In order to compare periodic changes in STC prevalence, the researchers grouped studies into five-year periods: 2000-2004, 2005-2009, 2010-2014, 2015-2019. The pooled estimates of prevalence were 25% (95% CI: 22-28%), 22% (95% CI: 15-28%) and 21% (95% CI: 14-28%) for Bangladesh, India and Myanmar, respectively.
The researchers concluded, that given the findings, “Public health prevention strategies are needed to maintain decrease of STC in Bangladesh and India, and to reverse the increased use in Myanmar.” However, harm reduction experts would caution that smokeless tobacco use needs to be considered in the right context, so as to ensure that users do not switch to riskier products such as combustible tobacco.

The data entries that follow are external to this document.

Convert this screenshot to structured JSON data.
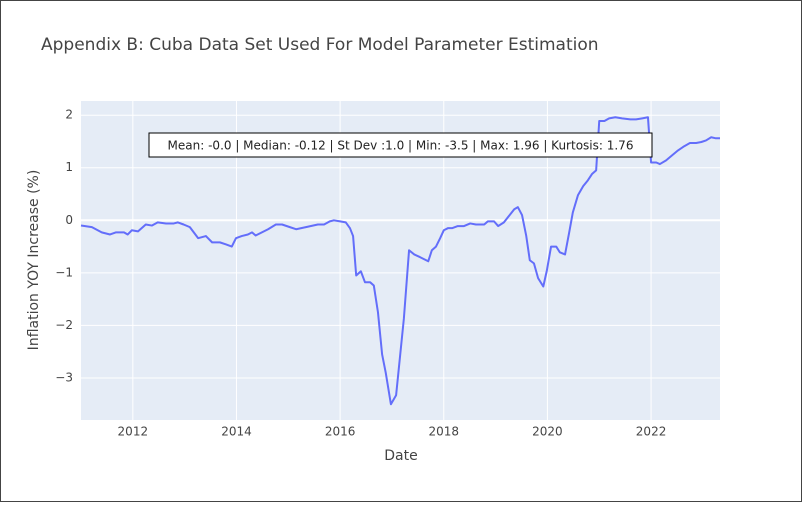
{
  "chart_data": {
    "type": "line",
    "title": "Appendix B: Cuba Data Set Used For Model Parameter Estimation",
    "xlabel": "Date",
    "ylabel": "Inflation YOY Increase (%)",
    "annotation": "Mean: -0.0 | Median: -0.12 | St Dev :1.0 | Min: -3.5 | Max: 1.96 | Kurtosis: 1.76",
    "color": "#636efa",
    "grid": true,
    "xlim": [
      2011.0,
      2023.33
    ],
    "ylim": [
      -3.8,
      2.27
    ],
    "xticks": [
      2012,
      2014,
      2016,
      2018,
      2020,
      2022
    ],
    "yticks": [
      {
        "value": -3,
        "label": "−3"
      },
      {
        "value": -2,
        "label": "−2"
      },
      {
        "value": -1,
        "label": "−1"
      },
      0,
      1,
      2
    ],
    "x": [
      2011.0,
      2011.21,
      2011.4,
      2011.56,
      2011.67,
      2011.83,
      2011.9,
      2011.98,
      2012.1,
      2012.25,
      2012.37,
      2012.48,
      2012.64,
      2012.79,
      2012.87,
      2012.98,
      2013.1,
      2013.26,
      2013.41,
      2013.53,
      2013.68,
      2013.8,
      2013.91,
      2013.99,
      2014.1,
      2014.22,
      2014.3,
      2014.37,
      2014.49,
      2014.61,
      2014.76,
      2014.88,
      2015.03,
      2015.15,
      2015.34,
      2015.57,
      2015.69,
      2015.8,
      2015.88,
      2016.0,
      2016.11,
      2016.19,
      2016.25,
      2016.31,
      2016.4,
      2016.48,
      2016.58,
      2016.65,
      2016.73,
      2016.81,
      2016.88,
      2016.98,
      2017.08,
      2017.23,
      2017.33,
      2017.43,
      2017.54,
      2017.7,
      2017.77,
      2017.85,
      2017.93,
      2018.0,
      2018.08,
      2018.16,
      2018.27,
      2018.39,
      2018.51,
      2018.62,
      2018.78,
      2018.85,
      2018.97,
      2019.05,
      2019.16,
      2019.28,
      2019.36,
      2019.43,
      2019.51,
      2019.59,
      2019.66,
      2019.74,
      2019.82,
      2019.92,
      2019.99,
      2020.07,
      2020.17,
      2020.24,
      2020.34,
      2020.42,
      2020.49,
      2020.59,
      2020.69,
      2020.78,
      2020.86,
      2020.94,
      2021.0,
      2021.1,
      2021.19,
      2021.31,
      2021.44,
      2021.6,
      2021.71,
      2021.83,
      2021.94,
      2022.0,
      2022.1,
      2022.17,
      2022.29,
      2022.41,
      2022.52,
      2022.64,
      2022.75,
      2022.87,
      2022.97,
      2023.06,
      2023.16,
      2023.25,
      2023.33
    ],
    "values": [
      -0.1,
      -0.13,
      -0.23,
      -0.27,
      -0.23,
      -0.23,
      -0.27,
      -0.19,
      -0.21,
      -0.08,
      -0.1,
      -0.04,
      -0.06,
      -0.06,
      -0.04,
      -0.08,
      -0.13,
      -0.34,
      -0.3,
      -0.42,
      -0.42,
      -0.46,
      -0.5,
      -0.34,
      -0.3,
      -0.27,
      -0.23,
      -0.29,
      -0.23,
      -0.17,
      -0.08,
      -0.08,
      -0.13,
      -0.17,
      -0.13,
      -0.08,
      -0.08,
      -0.02,
      0,
      -0.02,
      -0.04,
      -0.15,
      -0.3,
      -1.05,
      -0.97,
      -1.18,
      -1.18,
      -1.24,
      -1.75,
      -2.55,
      -2.9,
      -3.5,
      -3.33,
      -1.87,
      -0.57,
      -0.65,
      -0.7,
      -0.78,
      -0.57,
      -0.5,
      -0.34,
      -0.19,
      -0.15,
      -0.15,
      -0.11,
      -0.11,
      -0.06,
      -0.08,
      -0.08,
      -0.02,
      -0.02,
      -0.11,
      -0.04,
      0.11,
      0.21,
      0.25,
      0.1,
      -0.29,
      -0.76,
      -0.82,
      -1.1,
      -1.26,
      -0.95,
      -0.5,
      -0.5,
      -0.61,
      -0.65,
      -0.23,
      0.15,
      0.48,
      0.65,
      0.76,
      0.88,
      0.95,
      1.89,
      1.89,
      1.94,
      1.96,
      1.94,
      1.92,
      1.92,
      1.94,
      1.96,
      1.1,
      1.1,
      1.07,
      1.14,
      1.24,
      1.33,
      1.41,
      1.47,
      1.47,
      1.49,
      1.52,
      1.58,
      1.56,
      1.56
    ]
  }
}
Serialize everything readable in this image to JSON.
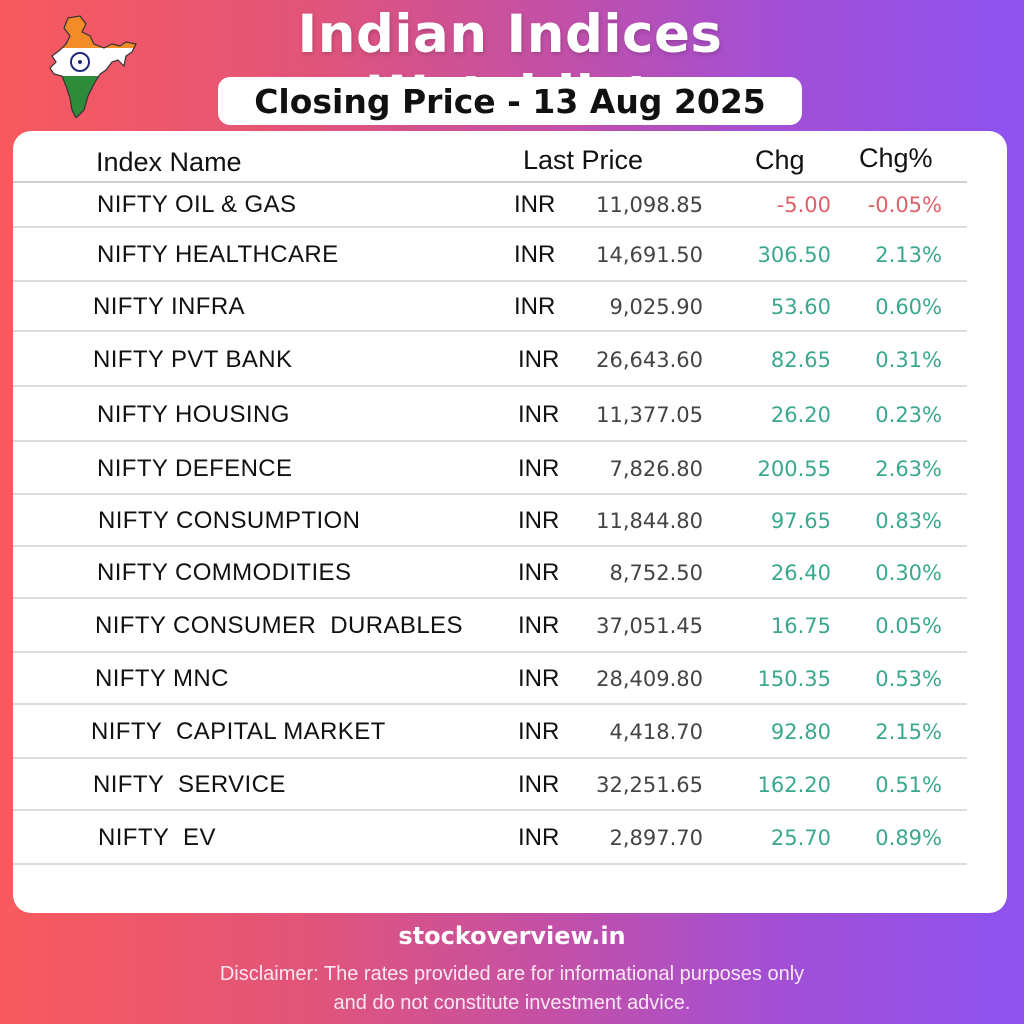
{
  "header": {
    "title": "Indian Indices Watchlist",
    "subtitle": "Closing Price - 13 Aug 2025",
    "logo_icon": "india-flag-map-icon"
  },
  "table": {
    "columns": {
      "name": "Index Name",
      "price": "Last Price",
      "chg": "Chg",
      "pct": "Chg%"
    },
    "rows": [
      {
        "name": "NIFTY OIL & GAS",
        "currency": "INR",
        "price": "11,098.85",
        "chg": "-5.00",
        "pct": "-0.05%",
        "dir": "neg"
      },
      {
        "name": "NIFTY HEALTHCARE",
        "currency": "INR",
        "price": "14,691.50",
        "chg": "306.50",
        "pct": "2.13%",
        "dir": "pos"
      },
      {
        "name": "NIFTY INFRA",
        "currency": "INR",
        "price": "9,025.90",
        "chg": "53.60",
        "pct": "0.60%",
        "dir": "pos"
      },
      {
        "name": "NIFTY PVT BANK",
        "currency": "INR",
        "price": "26,643.60",
        "chg": "82.65",
        "pct": "0.31%",
        "dir": "pos"
      },
      {
        "name": "NIFTY HOUSING",
        "currency": "INR",
        "price": "11,377.05",
        "chg": "26.20",
        "pct": "0.23%",
        "dir": "pos"
      },
      {
        "name": "NIFTY DEFENCE",
        "currency": "INR",
        "price": "7,826.80",
        "chg": "200.55",
        "pct": "2.63%",
        "dir": "pos"
      },
      {
        "name": "NIFTY CONSUMPTION",
        "currency": "INR",
        "price": "11,844.80",
        "chg": "97.65",
        "pct": "0.83%",
        "dir": "pos"
      },
      {
        "name": "NIFTY COMMODITIES",
        "currency": "INR",
        "price": "8,752.50",
        "chg": "26.40",
        "pct": "0.30%",
        "dir": "pos"
      },
      {
        "name": "NIFTY CONSUMER  DURABLES",
        "currency": "INR",
        "price": "37,051.45",
        "chg": "16.75",
        "pct": "0.05%",
        "dir": "pos"
      },
      {
        "name": "NIFTY MNC",
        "currency": "INR",
        "price": "28,409.80",
        "chg": "150.35",
        "pct": "0.53%",
        "dir": "pos"
      },
      {
        "name": "NIFTY  CAPITAL MARKET",
        "currency": "INR",
        "price": "4,418.70",
        "chg": "92.80",
        "pct": "2.15%",
        "dir": "pos"
      },
      {
        "name": "NIFTY  SERVICE",
        "currency": "INR",
        "price": "32,251.65",
        "chg": "162.20",
        "pct": "0.51%",
        "dir": "pos"
      },
      {
        "name": "NIFTY  EV",
        "currency": "INR",
        "price": "2,897.70",
        "chg": "25.70",
        "pct": "0.89%",
        "dir": "pos"
      }
    ]
  },
  "footer": {
    "site": "stockoverview.in",
    "disclaimer_line1": "Disclaimer: The rates provided are for informational purposes only",
    "disclaimer_line2": "and do not constitute investment advice."
  },
  "colors": {
    "positive": "#3aa88f",
    "negative": "#e0606a",
    "gradient_start": "#f85a5e",
    "gradient_end": "#8d52f0"
  }
}
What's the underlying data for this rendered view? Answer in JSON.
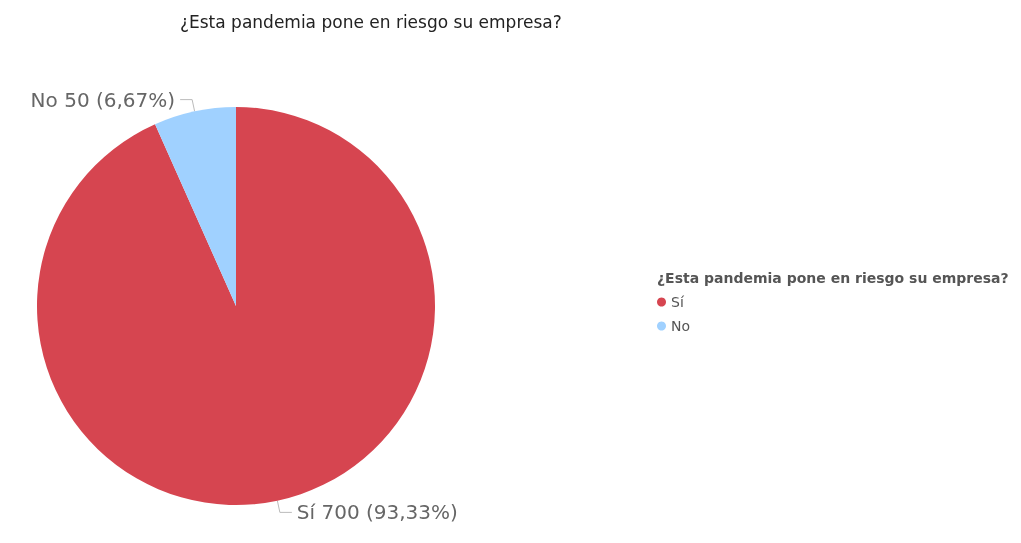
{
  "chart_data": {
    "type": "pie",
    "title": "¿Esta pandemia pone en riesgo su empresa?",
    "legend_title": "¿Esta pandemia pone en riesgo su empresa?",
    "categories": [
      "Sí",
      "No"
    ],
    "values": [
      700,
      50
    ],
    "colors": [
      "#d64550",
      "#a0d1ff"
    ],
    "value_labels": [
      "Sí 700 (93,33%)",
      "No 50 (6,67%)"
    ],
    "legend": "right"
  }
}
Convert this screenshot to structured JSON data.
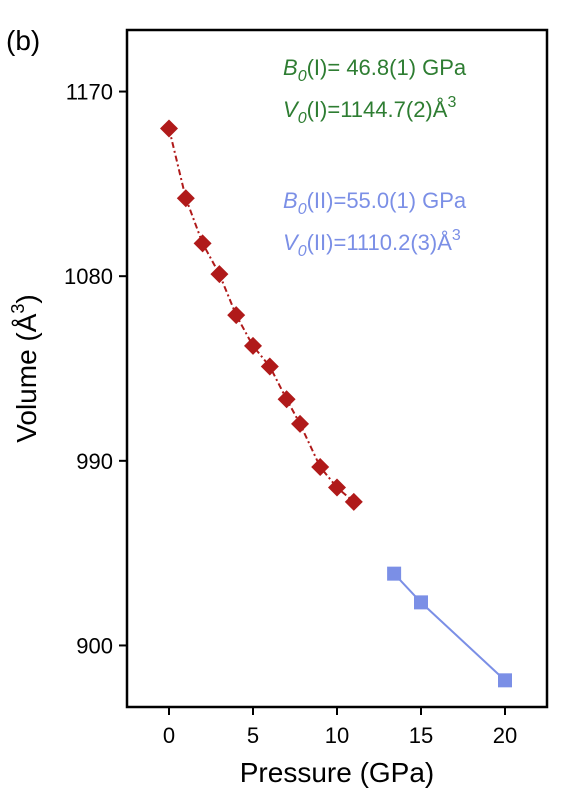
{
  "panel_label": "(b)",
  "chart_data": {
    "type": "scatter",
    "xlabel": "Pressure (GPa)",
    "ylabel": "Volume (Å³)",
    "xlim": [
      -2.5,
      22.5
    ],
    "ylim": [
      870,
      1200
    ],
    "x_ticks": [
      0,
      5,
      10,
      15,
      20
    ],
    "y_ticks": [
      900,
      990,
      1080,
      1170
    ],
    "grid": false,
    "legend": "none",
    "series": [
      {
        "color": "#b01a1a",
        "marker": "diamond",
        "line": "dash-dot",
        "points": [
          {
            "x": 0.0,
            "y": 1152
          },
          {
            "x": 1.0,
            "y": 1118
          },
          {
            "x": 2.0,
            "y": 1096
          },
          {
            "x": 3.0,
            "y": 1081
          },
          {
            "x": 4.0,
            "y": 1061
          },
          {
            "x": 5.0,
            "y": 1046
          },
          {
            "x": 6.0,
            "y": 1036
          },
          {
            "x": 7.0,
            "y": 1020
          },
          {
            "x": 7.8,
            "y": 1008
          },
          {
            "x": 9.0,
            "y": 987
          },
          {
            "x": 10.0,
            "y": 977
          },
          {
            "x": 11.0,
            "y": 970
          }
        ]
      },
      {
        "color": "#7b8fe6",
        "marker": "square",
        "line": "solid",
        "points": [
          {
            "x": 13.4,
            "y": 935
          },
          {
            "x": 15.0,
            "y": 921
          },
          {
            "x": 20.0,
            "y": 883
          }
        ]
      }
    ],
    "annotations": [
      {
        "prefix": "B",
        "sub": "0",
        "rest": "(I)= 46.8(1) GPa",
        "sup": "",
        "color": "#2e7d32"
      },
      {
        "prefix": "V",
        "sub": "0",
        "rest": "(I)=1144.7(2)Å",
        "sup": "3",
        "color": "#2e7d32"
      },
      {
        "prefix": "B",
        "sub": "0",
        "rest": "(II)=55.0(1) GPa",
        "sup": "",
        "color": "#7b8fe6"
      },
      {
        "prefix": "V",
        "sub": "0",
        "rest": "(II)=1110.2(3)Å",
        "sup": "3",
        "color": "#7b8fe6"
      }
    ]
  }
}
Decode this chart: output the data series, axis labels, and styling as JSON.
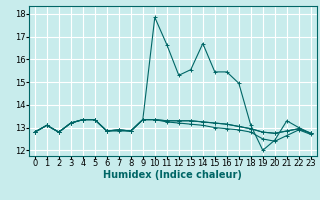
{
  "background_color": "#c8ecec",
  "grid_color": "#ffffff",
  "line_color": "#006666",
  "xlabel": "Humidex (Indice chaleur)",
  "tick_fontsize": 6,
  "xlabel_fontsize": 7,
  "xlim": [
    -0.5,
    23.5
  ],
  "ylim": [
    11.75,
    18.35
  ],
  "yticks": [
    12,
    13,
    14,
    15,
    16,
    17,
    18
  ],
  "xticks": [
    0,
    1,
    2,
    3,
    4,
    5,
    6,
    7,
    8,
    9,
    10,
    11,
    12,
    13,
    14,
    15,
    16,
    17,
    18,
    19,
    20,
    21,
    22,
    23
  ],
  "series": [
    [
      12.8,
      13.1,
      12.8,
      13.2,
      13.35,
      13.35,
      12.85,
      12.9,
      12.85,
      13.35,
      13.35,
      13.3,
      13.3,
      13.3,
      13.25,
      13.2,
      13.15,
      13.05,
      12.95,
      12.8,
      12.75,
      12.85,
      12.95,
      12.75
    ],
    [
      12.8,
      13.1,
      12.8,
      13.2,
      13.35,
      13.35,
      12.85,
      12.9,
      12.85,
      13.35,
      17.85,
      16.65,
      15.3,
      15.55,
      16.7,
      15.45,
      15.45,
      14.95,
      13.1,
      12.0,
      12.45,
      13.3,
      13.0,
      12.75
    ],
    [
      12.8,
      13.1,
      12.8,
      13.2,
      13.35,
      13.35,
      12.85,
      12.9,
      12.85,
      13.35,
      13.35,
      13.3,
      13.3,
      13.3,
      13.25,
      13.2,
      13.15,
      13.05,
      12.95,
      12.8,
      12.75,
      12.85,
      12.95,
      12.75
    ],
    [
      12.8,
      13.1,
      12.8,
      13.2,
      13.35,
      13.35,
      12.85,
      12.85,
      12.85,
      13.35,
      13.35,
      13.25,
      13.2,
      13.15,
      13.1,
      13.0,
      12.95,
      12.9,
      12.8,
      12.5,
      12.4,
      12.65,
      12.9,
      12.7
    ]
  ]
}
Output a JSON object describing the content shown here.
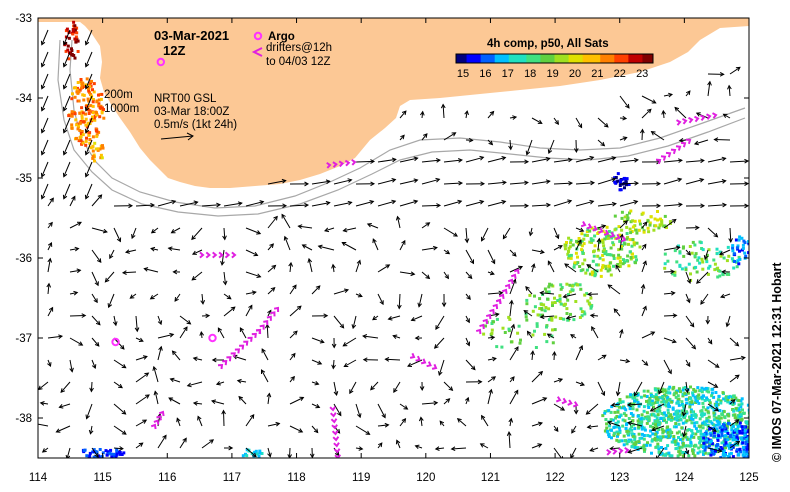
{
  "map": {
    "title_date": "03-Mar-2021",
    "title_time": "12Z",
    "argo_label": "Argo",
    "drifters_label_1": "drifters@12h",
    "drifters_label_2": "to 04/03 12Z",
    "isobath_200": "200m",
    "isobath_1000": "1000m",
    "product_1": "NRT00 GSL",
    "product_2": "03-Mar 18:00Z",
    "scale_label": "0.5m/s (1kt 24h)",
    "colorbar_title": "4h comp, p50, All Sats",
    "colorbar_ticks": [
      "15",
      "16",
      "17",
      "18",
      "19",
      "20",
      "21",
      "22",
      "23"
    ],
    "credit": "© IMOS 07-Mar-2021 12:31 Hobart",
    "x_ticks": [
      "114",
      "115",
      "116",
      "117",
      "118",
      "119",
      "120",
      "121",
      "122",
      "123",
      "124",
      "125"
    ],
    "y_ticks": [
      "-33",
      "-34",
      "-35",
      "-36",
      "-37",
      "-38"
    ],
    "colors": {
      "land": "#fcc895",
      "argo": "#ff33ff",
      "drifter": "#e020e0",
      "isobath": "#a8a8a8"
    }
  },
  "chart_data": {
    "type": "map",
    "xlim": [
      114,
      125
    ],
    "ylim": [
      -38.5,
      -33
    ],
    "argo_floats": [
      {
        "lon": 115.2,
        "lat": -37.05
      },
      {
        "lon": 116.7,
        "lat": -37.0
      },
      {
        "lon": 115.9,
        "lat": -33.55
      }
    ]
  }
}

Smokeless tobacco for smoking cessation
In fact, Brad Rodu, a Professor of Medicine at the University of Louisville in Kentucky and senior scientist at its James Graham Brown Cancer Center, has recently posted a blog offering some tips to smokers considering to quit smoking by switching to smokeless tobacco products. Rodu has been part of extensive research on tobacco harm reduction, which he promotes on his blog Tobacco Truth. He has also written a book about the benefits for smokers to switch to smokeless tobacco, tiled For Smokers Only: How Smokeless Tobacco Can Save Your Life.
Similarly, a recent study funded by the National Cancer Institute (NCI) found that Camel Snus is relatively as effective as nicotine gum in helping smokers quit smoking. Titled, “Randomised clinical trial of snus versus medicinal nicotine among smokers interested in product switching,” the study found no significant differences between snus and nicotine gum.
“The results showed no significant differences between those assigned to medicinal nicotine vs snus in amount of product use, levels of cotinine attained, the extent to which the product substituted for smoking and rates of avoidance of cigarettes or any nicotine containing products. Furthermore, there were no differences in suppression of withdrawal from cigarettes.”